A respeito dessa lenda, consta nos registros históricos da cidade de Santa Cruz que onde hoje é a cidade, havia abundância de inharé, uma árvore que, mesmo tida como sagrada, também poderia ocasionar malefícios, como secas, epidemias e toda sorte de mazela, toda vez que alguém lhe quebrasse um de seus galhos.
Diz-se que um missionário católico, ao saber de tal fato, dirigiu-se ao local e, em desafio, cortou alguns galhos de um inharé e com eles ergueu uma cruz na localidade e, como um milagre, pôs fim aos malefícios no povoado. Daí o nome Santa Cruz do Inharé.

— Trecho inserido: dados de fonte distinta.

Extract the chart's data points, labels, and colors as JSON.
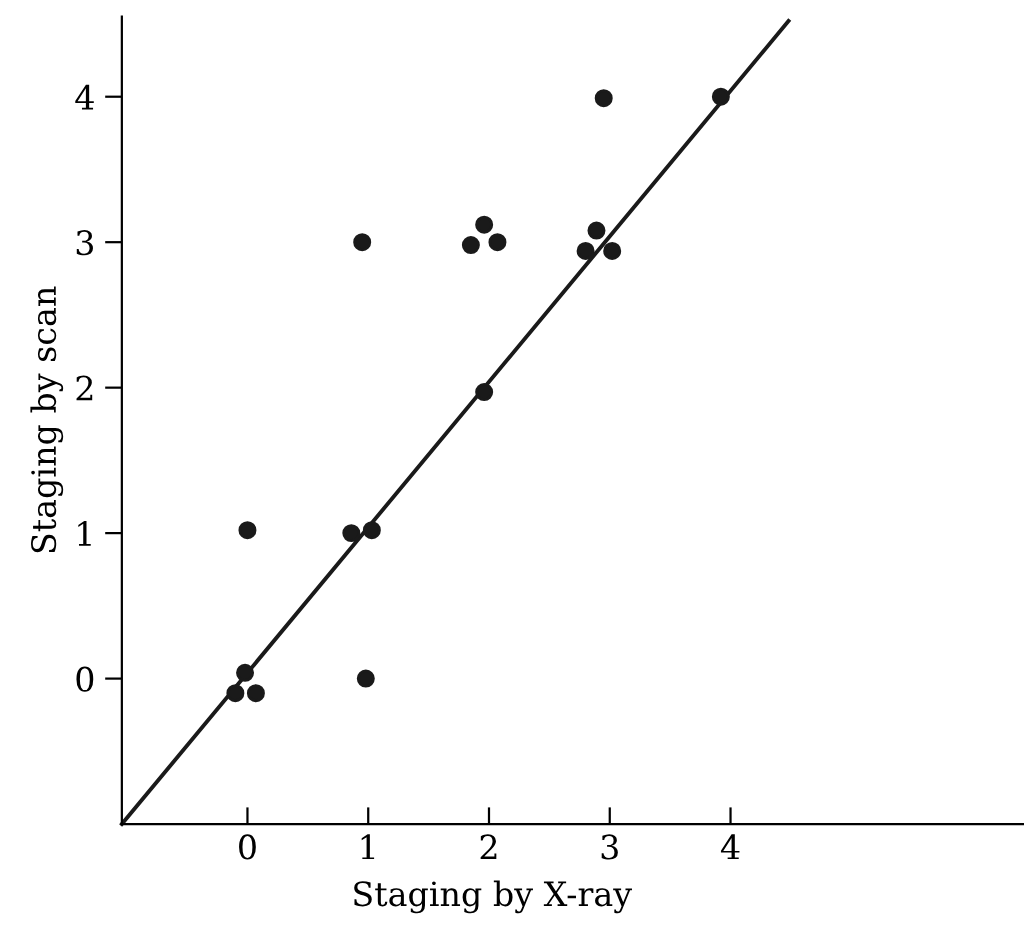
{
  "chart_data": {
    "type": "scatter",
    "xlabel": "Staging by X-ray",
    "ylabel": "Staging by scan",
    "xlim": [
      -1.04,
      6.43
    ],
    "ylim": [
      -1.0,
      4.55
    ],
    "xticks": [
      0,
      1,
      2,
      3,
      4
    ],
    "yticks": [
      0,
      1,
      2,
      3,
      4
    ],
    "grid": false,
    "marker": "circle",
    "series": [
      {
        "color": "#1a1a1a",
        "x": [
          0.95,
          1.85,
          1.96,
          2.07,
          1.96,
          2.8,
          2.89,
          3.02,
          2.95,
          3.92,
          0.0,
          0.86,
          1.03,
          -0.02,
          -0.1,
          0.07,
          0.98
        ],
        "values": [
          3.0,
          2.98,
          3.12,
          3.0,
          1.97,
          2.94,
          3.08,
          2.94,
          3.99,
          4.0,
          1.02,
          1.0,
          1.02,
          0.04,
          -0.1,
          -0.1,
          0.0
        ]
      },
      {
        "type": "line",
        "color": "#1a1a1a",
        "marker": "none",
        "line_style": "solid",
        "x": [
          -1.04,
          4.48
        ],
        "values": [
          -1.0,
          4.52
        ]
      }
    ]
  }
}
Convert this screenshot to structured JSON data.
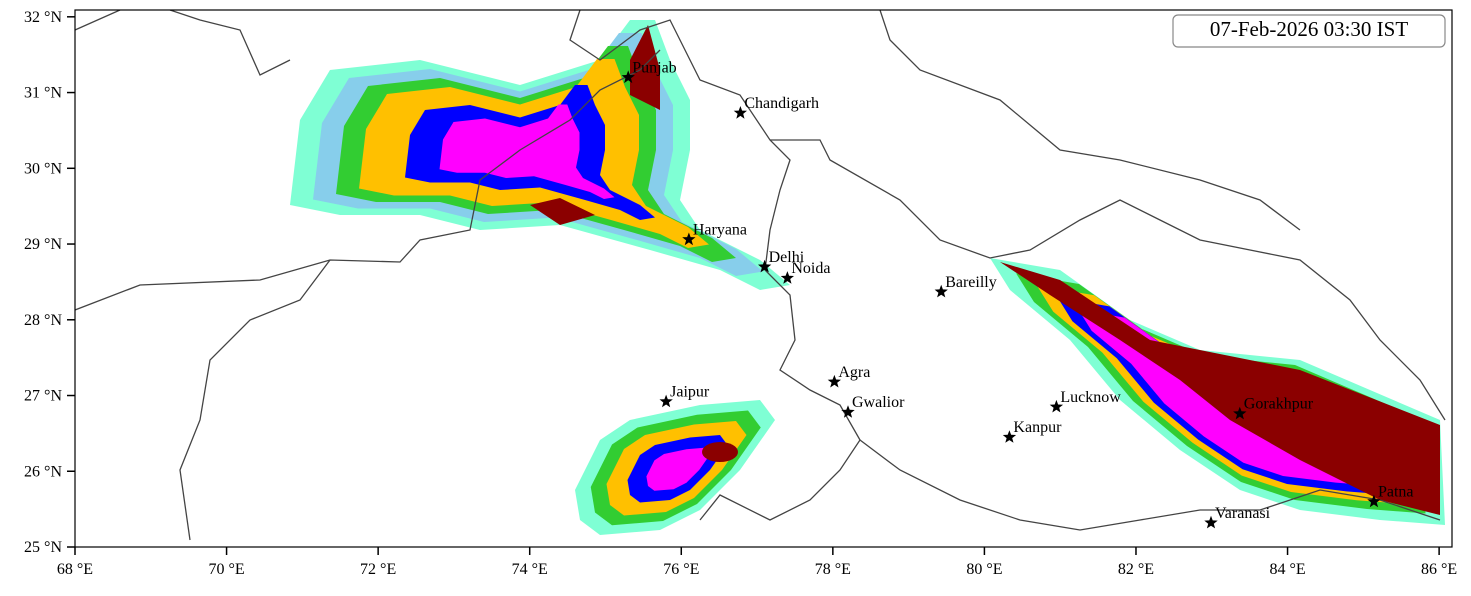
{
  "chart_data": {
    "type": "scatter",
    "title": "07-Feb-2026 03:30 IST",
    "labels": [
      "Punjab",
      "Chandigarh",
      "Haryana",
      "Delhi",
      "Noida",
      "Bareilly",
      "Agra",
      "Jaipur",
      "Gwalior",
      "Lucknow",
      "Kanpur",
      "Gorakhpur",
      "Varanasi",
      "Patna"
    ],
    "x": [
      75.3,
      76.78,
      76.1,
      77.1,
      77.4,
      79.43,
      78.02,
      75.8,
      78.2,
      80.95,
      80.33,
      83.37,
      82.99,
      85.14
    ],
    "y": [
      31.2,
      30.73,
      29.06,
      28.7,
      28.55,
      28.37,
      27.18,
      26.92,
      26.78,
      26.85,
      26.45,
      26.76,
      25.32,
      25.6
    ],
    "color": "#000000",
    "xlim": [
      68,
      86.17
    ],
    "ylim": [
      25,
      32.09
    ],
    "xticks": [
      {
        "value": 68,
        "label": "68 °E"
      },
      {
        "value": 70,
        "label": "70 °E"
      },
      {
        "value": 72,
        "label": "72 °E"
      },
      {
        "value": 74,
        "label": "74 °E"
      },
      {
        "value": 76,
        "label": "76 °E"
      },
      {
        "value": 78,
        "label": "78 °E"
      },
      {
        "value": 80,
        "label": "80 °E"
      },
      {
        "value": 82,
        "label": "82 °E"
      },
      {
        "value": 84,
        "label": "84 °E"
      },
      {
        "value": 86,
        "label": "86 °E"
      }
    ],
    "yticks": [
      {
        "value": 25,
        "label": "25 °N"
      },
      {
        "value": 26,
        "label": "26 °N"
      },
      {
        "value": 27,
        "label": "27 °N"
      },
      {
        "value": 28,
        "label": "28 °N"
      },
      {
        "value": 29,
        "label": "29 °N"
      },
      {
        "value": 30,
        "label": "30 °N"
      },
      {
        "value": 31,
        "label": "31 °N"
      },
      {
        "value": 32,
        "label": "32 °N"
      }
    ]
  }
}
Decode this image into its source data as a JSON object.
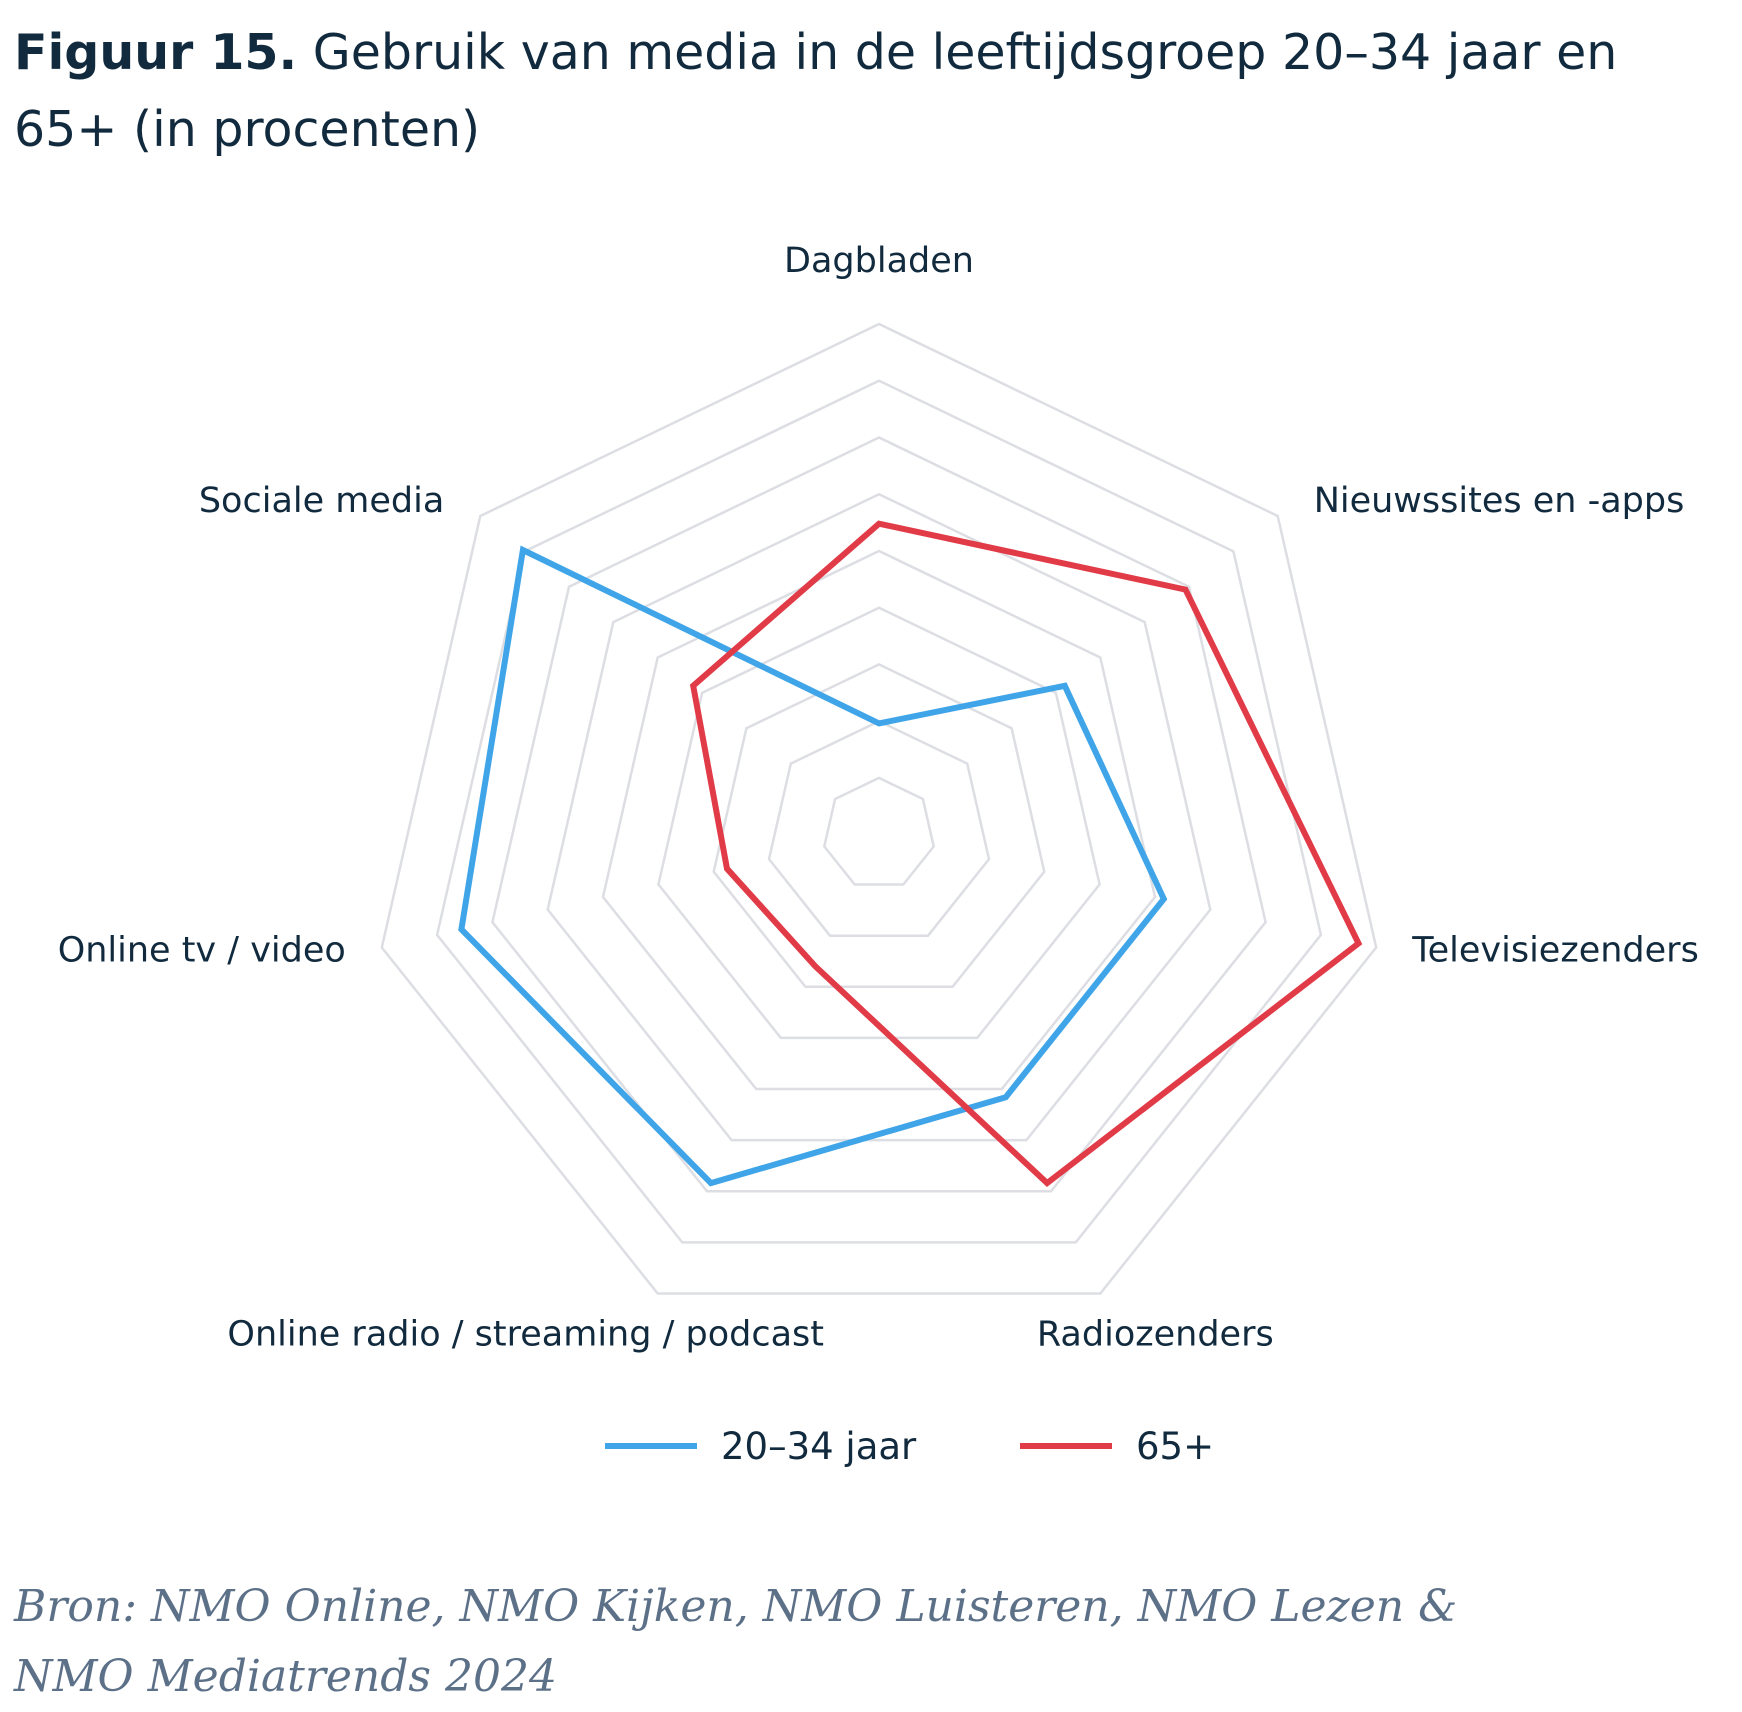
{
  "title": {
    "figure_label": "Figuur 15.",
    "text": "Gebruik van media in de leeftijdsgroep 20–34 jaar en 65+ (in procenten)"
  },
  "chart_data": {
    "type": "radar",
    "title": "Gebruik van media in de leeftijdsgroep 20–34 jaar en 65+ (in procenten)",
    "categories": [
      "Dagbladen",
      "Nieuwssites en -apps",
      "Televisiezenders",
      "Radiozenders",
      "Online radio / streaming / podcast",
      "Online tv / video",
      "Sociale media"
    ],
    "rlim": [
      0,
      100
    ],
    "grid_levels": 9,
    "series": [
      {
        "name": "20–34 jaar",
        "color": "#3fa5e8",
        "values": [
          12,
          40,
          52,
          52,
          73,
          82,
          88
        ]
      },
      {
        "name": "65+",
        "color": "#e23b48",
        "values": [
          56,
          74,
          96,
          73,
          20,
          22,
          40
        ]
      }
    ]
  },
  "source": {
    "line1": "Bron: NMO Online, NMO Kijken, NMO Luisteren, NMO Lezen &",
    "line2": "NMO Mediatrends 2024"
  }
}
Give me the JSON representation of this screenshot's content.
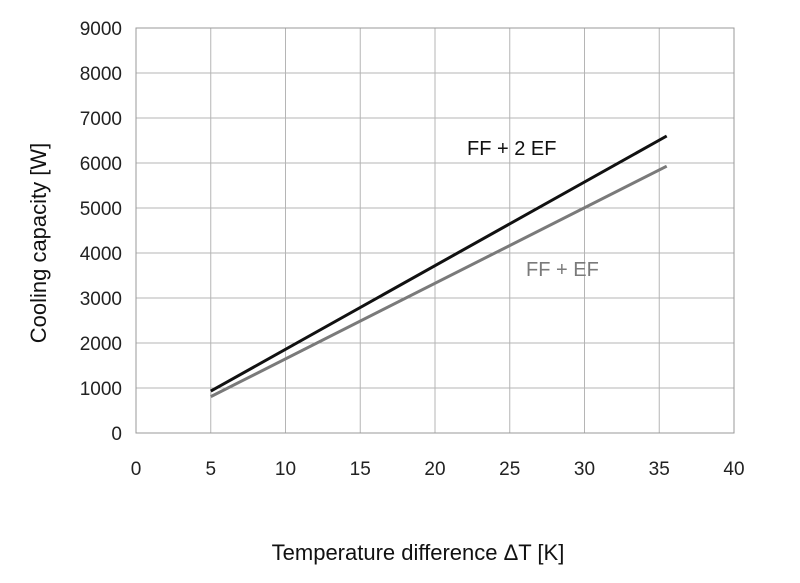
{
  "chart_data": {
    "type": "line",
    "xlabel": "Temperature difference ΔT [K]",
    "ylabel": "Cooling capacity  [W]",
    "xlim": [
      0,
      40
    ],
    "ylim": [
      0,
      9000
    ],
    "x_ticks": [
      "0",
      "5",
      "10",
      "15",
      "20",
      "25",
      "30",
      "35",
      "40"
    ],
    "y_ticks": [
      "0",
      "1000",
      "2000",
      "3000",
      "4000",
      "5000",
      "6000",
      "7000",
      "8000",
      "9000"
    ],
    "grid": true,
    "series": [
      {
        "name": "FF + 2 EF",
        "color": "#111111",
        "x": [
          5,
          35.5
        ],
        "y": [
          930,
          6600
        ]
      },
      {
        "name": "FF + EF",
        "color": "#7a7a7a",
        "x": [
          5,
          35.5
        ],
        "y": [
          810,
          5930
        ]
      }
    ]
  }
}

Não tardou para que a notícia da construção de Nossa Senhora Parecida chegasse aos ouvidos do prefeito, que era muito querido na cidade e muito prático nas resoluções dos problemas que lhe eram apresentados.
Dizem que ele perguntou qual a era a diferença de altura entre as duas estátuas.
Alguém sussurrou, decerto com receio da reação do prefeito: dois metros!
Ao ouvir, o prefeito se espraiou na cadeira do seu gabinete e, em profundo silêncio, permaneceu imóvel e com olhar distante por alguns minutos.
O silêncio era ensurdecedor dentro do gabinete. Todos os presentes se entreolhavam num desespero crescente.
Dizem que após uns minutos, o prefeito se levantou da cadeira e foi em direção da janela do seu gabinete, de onde tinha uma visão privilegiada da estátua de Santa Rita de Cássia que estava erguida lá no Monte Carmelo, lá permaneceu outro tanto de tempo em silêncio, estático; apenas fitando Santa Rita de Cássia.
De repente, voltou-se para os presentes em seu gabinete e disse: – A data da inauguração está mantida.
Todos saíram sem entender muito, e os preparativos para a inauguração continuaram normalmente até a inauguração da estátua de Santa Rita de Cássia, no dia 26 de junho de 2010.
Para a surpresa de todos, um resplendor medindo oito metros de altura foi fixado na cabeça da estátua, como uma espécie de coroa, que, ao final, fez com que a altura dela passasse de quarenta e oito para cinquenta e seis metros, superando em seis metros a altura da estátua de Nossa Senhora Aparecida, e que só foi inaugurada em outubro de 2023, garantindo o título de maior estátua de santo católica do mundo até a presente data para Santa Rida de Cássia, ao que se tem notícia.
Ao que parece, o prefeito teve a solução mais prática possível para garantir o título, e ainda garantiu uma maior santidade e divindade à estátua de Santa Rita de Cássia com a instalação do resplendor, que abençoa a cidade de Santa Cruz lá do Monte Carmelo, e enche de orgulho os fiéis, de modo que, de fato, nada mais justo que se esculpa em mármore de Carrara tal façanha, pois solucionou um gigantesco quiproquó. Literalmente.
Ora, pelo visto, os papados dos Papas Bento, por obra do acaso, trouxeram sorte para a estátua, pois a maioria das placas que estão afixadas nos monumentos históricos de Roma, a Cidade Eterna, foram colocadas por ordem do Sumo Pontífice reinante da época, que era Bento XIV (1740-1758); sendo que, ao tempo da inauguração da estátua de Santa Rita de Cássia, no ano de 2010, estávamos sob o Papado de Bento XVI (2005-2013).
Talvez, a lenda do inharé tenha se repetido, merecendo uma placa, quem sabe, esculpida em latim, tal qual as de Roma.